Selling, general, and administrative expenses for the years ended December 31, 2017 and 2016 included $9 million and $47 million, respectively, of costs associated with our evaluation of strategic alternatives within the Other segment. Selling, general, and administrative expenses for the year ended December 31, 2016, also included $61 million of project development costs related to a proposed propane dehydrogenation facility in Alberta, Canada within the Other segment. Beginning in the first quarter of 2016, these costs did not qualify for capitalization.
Other income (expense) – net below Operating income (loss) includes $89 million, $71 million, and $66 million for equity AFUDC primarily within the Atlantic-Gulf segment for the years ended December 31, 2018, 2017, and 2016, respectively. Other income (expense) – net below Operating income (loss) also includes $35 million, $52 million, and $23 million for the years ended December 31, 2018, 2017, and 2016, respectively, of income associated with regulatory assets related to the effects of deferred taxes on equity funds used during construction primarily within the Other segment.
Other income (expense) – net below Operating income (loss) for the year ended December 31, 2018, includes a $7 million net loss associated with the March 28, 2018, early retirement of $750 million of 4.875 percent senior unsecured notes that were due in 2024. The net loss within the Other segment reflects $34 million in premiums paid, partially offset by $27 million of unamortized premium. The year ended December 31, 2017, included a net gain of $30 million associated with the February 23, 2017, early retirement of $750 million of 6.125 percent senior unsecured notes that were due in 2022 and a net loss of $3 million associated with the July 3, 2017, early retirement of $1.4 billion of 4.875 percent senior unsecured notes that were due in 2023. The net gain for the February 23, 2017, early retirement within the Other segment reflects $53 million of unamortized premium, partially offset by $23 million in premiums paid.
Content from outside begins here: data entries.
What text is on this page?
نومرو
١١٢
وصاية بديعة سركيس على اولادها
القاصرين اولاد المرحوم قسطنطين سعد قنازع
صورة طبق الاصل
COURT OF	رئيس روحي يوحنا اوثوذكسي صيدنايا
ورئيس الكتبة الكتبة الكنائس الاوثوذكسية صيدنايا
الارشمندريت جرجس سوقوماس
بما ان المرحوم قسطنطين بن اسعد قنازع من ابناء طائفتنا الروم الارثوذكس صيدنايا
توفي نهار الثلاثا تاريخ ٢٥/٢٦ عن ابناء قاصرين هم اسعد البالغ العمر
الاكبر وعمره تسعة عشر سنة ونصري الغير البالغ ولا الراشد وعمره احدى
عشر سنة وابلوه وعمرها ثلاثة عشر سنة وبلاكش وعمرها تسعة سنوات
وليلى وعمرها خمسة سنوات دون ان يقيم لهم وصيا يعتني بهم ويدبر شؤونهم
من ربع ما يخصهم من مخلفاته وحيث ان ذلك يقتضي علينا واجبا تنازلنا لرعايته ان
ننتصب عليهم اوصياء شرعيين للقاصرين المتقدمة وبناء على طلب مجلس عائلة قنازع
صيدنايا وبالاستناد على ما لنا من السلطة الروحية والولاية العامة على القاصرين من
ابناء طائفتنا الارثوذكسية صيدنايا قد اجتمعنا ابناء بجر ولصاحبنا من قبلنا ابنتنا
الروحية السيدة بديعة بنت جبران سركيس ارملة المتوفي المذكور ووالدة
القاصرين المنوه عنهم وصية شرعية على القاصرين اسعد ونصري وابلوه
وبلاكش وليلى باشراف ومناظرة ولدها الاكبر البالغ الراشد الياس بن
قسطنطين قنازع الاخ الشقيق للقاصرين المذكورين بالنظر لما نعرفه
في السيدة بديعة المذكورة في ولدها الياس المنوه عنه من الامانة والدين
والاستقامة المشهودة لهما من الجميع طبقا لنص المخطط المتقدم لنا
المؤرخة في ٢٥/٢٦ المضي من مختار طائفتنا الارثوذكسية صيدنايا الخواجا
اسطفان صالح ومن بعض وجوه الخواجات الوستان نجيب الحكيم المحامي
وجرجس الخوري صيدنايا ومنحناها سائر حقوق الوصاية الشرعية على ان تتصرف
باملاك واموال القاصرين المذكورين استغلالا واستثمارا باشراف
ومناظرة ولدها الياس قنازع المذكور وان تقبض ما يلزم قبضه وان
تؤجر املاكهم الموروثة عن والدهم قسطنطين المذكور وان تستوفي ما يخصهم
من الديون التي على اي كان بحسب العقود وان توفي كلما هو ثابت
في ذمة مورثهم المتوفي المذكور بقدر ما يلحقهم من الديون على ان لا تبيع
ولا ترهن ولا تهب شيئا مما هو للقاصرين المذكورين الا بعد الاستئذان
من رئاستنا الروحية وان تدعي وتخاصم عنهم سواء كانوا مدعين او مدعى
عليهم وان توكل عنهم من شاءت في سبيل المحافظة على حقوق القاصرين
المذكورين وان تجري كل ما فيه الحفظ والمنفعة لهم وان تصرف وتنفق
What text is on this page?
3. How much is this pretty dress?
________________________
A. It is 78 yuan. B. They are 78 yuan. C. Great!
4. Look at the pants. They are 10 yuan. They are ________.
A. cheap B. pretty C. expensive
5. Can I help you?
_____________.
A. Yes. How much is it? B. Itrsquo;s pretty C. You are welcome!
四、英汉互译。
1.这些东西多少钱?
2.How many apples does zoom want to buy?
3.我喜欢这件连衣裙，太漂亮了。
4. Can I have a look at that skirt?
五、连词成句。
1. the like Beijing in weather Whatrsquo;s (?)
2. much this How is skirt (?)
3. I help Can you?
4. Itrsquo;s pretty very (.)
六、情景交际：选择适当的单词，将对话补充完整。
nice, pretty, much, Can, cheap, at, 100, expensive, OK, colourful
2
The net loss for the July 3, 2017, early retirement within the Other segment reflects $51 million of unamortized premium, offset by $54 million in premiums paid (see Note 14 – Debt, Banking Arrangements, and Leases).
Other income (expense) – net below Operating income (loss) includes settlement charge expense related to the program to pay out certain deferred vested pension benefits as follows (see Note 10 – Employee Benefit Plans):
 
Years Ended December 31,
 
2018
 
2017
 
(Millions)
Atlantic-Gulf
$
7

 
$
15

Northeast
4

 
7

West
6

 
13

Other
5

 
35


Other income (expense) – net below Operating income (loss) for the year ended December 31, 2017, included a $102 million charge for regulatory assets associated with the effects of deferred taxes on equity funds used during construction as a result of Tax Reform, comprised of $33 million within the Atlantic-Gulf segment, $6 million within the West segment, and $63 million within the Other segment (see Note 1 – General, Description of Business, Basis of Presentation, and Summary of Significant Accounting Policies).